I presented the dimension of subject didactics (in Finnish here) in the beginning of my PhD project. The concept of subject didactics originates from German educational research tradition and it means the subject-specific pedagogy. In the Anglo-American research, the pedagogical content knowledge (some background in Wikipedia) is often used instead of subject didactics. After five years and some more empirical research on schools’ media education, I think it is time to revisit the ideas presented in 2006.
There are many ways to theorize media education. It may have various forms in primary school such as arts education, social studies, child protection or learning technologies. Schools may call their media educational activities among other things magazine time, film education or, for example, learning with social media in which case the used medium is the defining principle.

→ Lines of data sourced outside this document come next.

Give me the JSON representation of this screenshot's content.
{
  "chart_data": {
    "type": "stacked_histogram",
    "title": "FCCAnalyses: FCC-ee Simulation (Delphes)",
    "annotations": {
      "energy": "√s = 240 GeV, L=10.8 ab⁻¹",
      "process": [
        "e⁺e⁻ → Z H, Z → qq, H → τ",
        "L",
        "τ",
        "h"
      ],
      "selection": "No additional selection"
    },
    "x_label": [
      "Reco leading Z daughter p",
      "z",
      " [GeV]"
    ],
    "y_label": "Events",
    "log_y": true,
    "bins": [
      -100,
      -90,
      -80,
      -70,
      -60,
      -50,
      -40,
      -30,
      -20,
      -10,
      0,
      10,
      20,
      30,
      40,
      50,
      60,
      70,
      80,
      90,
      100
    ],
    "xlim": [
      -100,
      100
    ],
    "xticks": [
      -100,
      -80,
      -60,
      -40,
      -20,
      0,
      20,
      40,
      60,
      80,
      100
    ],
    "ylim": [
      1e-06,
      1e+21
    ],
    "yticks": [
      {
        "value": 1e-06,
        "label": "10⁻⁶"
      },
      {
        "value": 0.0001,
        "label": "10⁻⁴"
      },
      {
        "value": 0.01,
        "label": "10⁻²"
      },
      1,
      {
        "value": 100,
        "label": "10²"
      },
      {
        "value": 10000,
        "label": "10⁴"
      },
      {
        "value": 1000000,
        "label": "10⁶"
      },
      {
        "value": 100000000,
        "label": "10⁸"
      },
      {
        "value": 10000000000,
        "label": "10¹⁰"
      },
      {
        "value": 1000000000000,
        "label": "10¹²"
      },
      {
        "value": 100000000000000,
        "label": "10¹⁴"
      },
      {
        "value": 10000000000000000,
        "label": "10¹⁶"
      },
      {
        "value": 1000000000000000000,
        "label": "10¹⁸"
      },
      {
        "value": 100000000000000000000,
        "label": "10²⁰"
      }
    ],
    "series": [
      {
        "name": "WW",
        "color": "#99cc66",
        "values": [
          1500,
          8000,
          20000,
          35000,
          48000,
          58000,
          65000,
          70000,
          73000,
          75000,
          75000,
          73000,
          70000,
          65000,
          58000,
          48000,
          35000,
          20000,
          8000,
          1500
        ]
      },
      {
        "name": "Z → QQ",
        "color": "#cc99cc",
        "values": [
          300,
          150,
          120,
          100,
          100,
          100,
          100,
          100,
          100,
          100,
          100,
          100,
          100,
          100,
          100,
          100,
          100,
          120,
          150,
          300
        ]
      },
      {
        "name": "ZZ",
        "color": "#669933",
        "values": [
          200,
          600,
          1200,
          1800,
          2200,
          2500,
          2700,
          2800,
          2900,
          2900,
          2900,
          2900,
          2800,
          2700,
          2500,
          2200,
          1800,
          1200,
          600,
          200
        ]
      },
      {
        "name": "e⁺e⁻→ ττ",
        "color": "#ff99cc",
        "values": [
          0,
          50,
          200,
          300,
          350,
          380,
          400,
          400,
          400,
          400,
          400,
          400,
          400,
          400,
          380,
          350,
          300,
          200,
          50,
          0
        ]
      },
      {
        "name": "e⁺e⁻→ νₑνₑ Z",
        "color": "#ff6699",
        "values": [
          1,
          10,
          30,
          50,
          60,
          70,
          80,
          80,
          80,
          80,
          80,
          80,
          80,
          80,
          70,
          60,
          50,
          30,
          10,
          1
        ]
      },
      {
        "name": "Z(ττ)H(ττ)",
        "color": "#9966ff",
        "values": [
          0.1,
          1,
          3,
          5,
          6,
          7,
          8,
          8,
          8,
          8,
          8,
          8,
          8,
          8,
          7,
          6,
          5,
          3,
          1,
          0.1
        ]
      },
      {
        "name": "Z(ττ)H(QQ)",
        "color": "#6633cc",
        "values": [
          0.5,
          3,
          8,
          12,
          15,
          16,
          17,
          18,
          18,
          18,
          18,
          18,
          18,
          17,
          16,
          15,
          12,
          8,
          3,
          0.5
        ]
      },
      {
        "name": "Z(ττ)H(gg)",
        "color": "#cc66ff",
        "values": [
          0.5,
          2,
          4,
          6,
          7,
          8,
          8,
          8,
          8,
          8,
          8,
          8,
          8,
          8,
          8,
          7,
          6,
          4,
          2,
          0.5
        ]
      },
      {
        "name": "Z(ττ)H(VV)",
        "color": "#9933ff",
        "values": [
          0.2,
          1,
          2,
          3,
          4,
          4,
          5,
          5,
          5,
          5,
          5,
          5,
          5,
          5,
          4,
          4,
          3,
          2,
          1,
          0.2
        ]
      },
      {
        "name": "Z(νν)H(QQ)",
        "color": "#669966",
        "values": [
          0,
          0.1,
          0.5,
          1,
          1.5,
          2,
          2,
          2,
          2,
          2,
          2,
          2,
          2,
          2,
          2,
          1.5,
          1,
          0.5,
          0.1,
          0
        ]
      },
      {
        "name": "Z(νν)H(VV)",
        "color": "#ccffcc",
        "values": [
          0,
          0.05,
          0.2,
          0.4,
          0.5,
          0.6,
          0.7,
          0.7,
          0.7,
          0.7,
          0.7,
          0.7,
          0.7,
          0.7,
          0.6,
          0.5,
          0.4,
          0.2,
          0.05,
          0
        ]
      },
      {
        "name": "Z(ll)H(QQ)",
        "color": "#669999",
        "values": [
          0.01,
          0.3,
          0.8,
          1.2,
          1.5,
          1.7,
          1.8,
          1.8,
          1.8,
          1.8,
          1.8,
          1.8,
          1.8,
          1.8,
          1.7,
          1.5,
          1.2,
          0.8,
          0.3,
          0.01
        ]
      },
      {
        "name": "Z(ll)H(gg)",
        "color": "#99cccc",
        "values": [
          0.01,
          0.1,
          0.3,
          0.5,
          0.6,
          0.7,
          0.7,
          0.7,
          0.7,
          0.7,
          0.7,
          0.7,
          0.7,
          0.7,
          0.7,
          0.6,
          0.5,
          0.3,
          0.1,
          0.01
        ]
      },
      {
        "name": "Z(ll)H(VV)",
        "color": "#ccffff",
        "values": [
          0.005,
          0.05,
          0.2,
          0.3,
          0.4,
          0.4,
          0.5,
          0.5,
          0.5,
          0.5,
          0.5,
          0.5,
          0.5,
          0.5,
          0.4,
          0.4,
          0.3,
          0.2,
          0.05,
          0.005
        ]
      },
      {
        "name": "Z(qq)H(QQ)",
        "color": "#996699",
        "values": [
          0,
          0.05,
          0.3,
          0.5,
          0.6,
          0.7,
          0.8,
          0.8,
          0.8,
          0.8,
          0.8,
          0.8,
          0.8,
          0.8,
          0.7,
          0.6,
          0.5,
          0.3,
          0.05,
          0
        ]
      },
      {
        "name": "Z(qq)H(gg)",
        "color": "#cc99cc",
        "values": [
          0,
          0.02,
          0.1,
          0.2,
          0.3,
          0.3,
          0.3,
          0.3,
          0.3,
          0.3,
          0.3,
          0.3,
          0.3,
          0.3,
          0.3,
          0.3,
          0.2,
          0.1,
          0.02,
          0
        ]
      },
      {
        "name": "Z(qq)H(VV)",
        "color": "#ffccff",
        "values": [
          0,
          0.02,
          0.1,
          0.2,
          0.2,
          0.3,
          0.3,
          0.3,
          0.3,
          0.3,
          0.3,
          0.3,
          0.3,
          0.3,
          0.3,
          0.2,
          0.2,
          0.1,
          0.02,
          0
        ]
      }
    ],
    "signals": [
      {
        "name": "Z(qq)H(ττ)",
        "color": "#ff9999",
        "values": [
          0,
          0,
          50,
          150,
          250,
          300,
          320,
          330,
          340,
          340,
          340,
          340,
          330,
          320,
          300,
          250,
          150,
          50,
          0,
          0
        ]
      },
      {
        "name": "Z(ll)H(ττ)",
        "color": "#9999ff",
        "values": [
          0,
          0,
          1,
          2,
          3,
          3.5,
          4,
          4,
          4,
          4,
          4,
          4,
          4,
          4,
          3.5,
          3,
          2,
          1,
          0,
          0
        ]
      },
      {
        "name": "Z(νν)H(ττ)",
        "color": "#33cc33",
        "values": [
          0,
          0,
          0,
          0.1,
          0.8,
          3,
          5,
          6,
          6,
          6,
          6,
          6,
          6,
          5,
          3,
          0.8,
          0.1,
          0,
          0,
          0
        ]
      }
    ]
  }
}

What I have found important is to have a view based on educational sciences, too. In school context and from the teacher’s point of view, subject didactics covers a large area of what is behind the concept of teaching. The dimension of subject didactics presented in 2006 had two types of approaches, namely ‘subject didactics I’ and ‘subject didactics II’. In addition, the moral form of media education appearing especially in situational ways is opened.
Subject didactics I (media-based approach)
The approach can be seen as traditional subject didactics where the goal is to learn some entity of content, in this case about media. The pedagogical question is: how this subject-like content can be taught “effectively” or “well”. Since in Finland, there is no school subject of media education, the content of learning is usually a small entity in one of the existing schools subjects: in arts education it can be visual communication, in Finnish language types and genres of text, for example.
Subject didactics II (cross-curricular media education)
The second area of subject didactics relates to the integrative role of media education. It is part of learning and teaching of other school subjects. The focus of the media education is in the pedagogical approach and mainly the content to learn is not anymore media educational: for example, playing mathematical online game to learn algebra or watching a movie about climate change in environmental studies. These activities should be seen as substantial elements of media education when there are rarely dedicated lessons for media education.
Moral dilemmas
Many difficult moments of being a media educator relate to general thoughts of children growing up. The German concept of Bildung describes the aims which are in connection with this third form of media education. However, this should not be mixed with the moral defensiveness (Buckingham, 1998) since teachers are not necessarily blaming the media for inculcating “false beliefs or behaviors and for encouraging children to believe that all their problems can be solved through violence or through the acquisition of material goods.” Teachers can reason their actions in these situations multiply and without terror of world falling apart. This came out during the empirical period of my research.
Teacher just faces difficulties in media education with, for example, inappropriate media content. These situations form an area of media education which is surrounding the two earlier forms of media education. There are several issues in media, such as age-limited material, copyrights or child marketing, which can be taught during the dedicated lessons of media education or within other school subjects but mainly just come into play as a matter that needs to be handled outside of lesson plan. Schools also have many rules which create norms for media use and content in school.
>> a draft figure for these three forms of media education in school
In Finland, the boiling discussion around the distribution of lessons in basic education has created a huge competition between existing school subjects and large push from different interest groups to get (their) new school subjects into curriculum. There are rarely winners in this competition. The distribution of lessons haven’t changed too much during the last 100 years. I wouldn’t advice to fight for a subject status for media education. But the problem is that the subject teaching comes first and the rest is rather haphazard.
The relevance of media education is still built in the pedagogical moments that happen in ordinary activities. If the frontier must be set somewhere, the struggle with the strong subject-division-based school system should not be forgotten. There must be space for values, aims and (learning) methods that are set outside of school subjects. The actual life for children is inevitably outside of the Lehrplan and the media literacy is often practiced in the meaning-making and social interaction. All three forms of media education are needed. Only then it can fulfil its place in school education.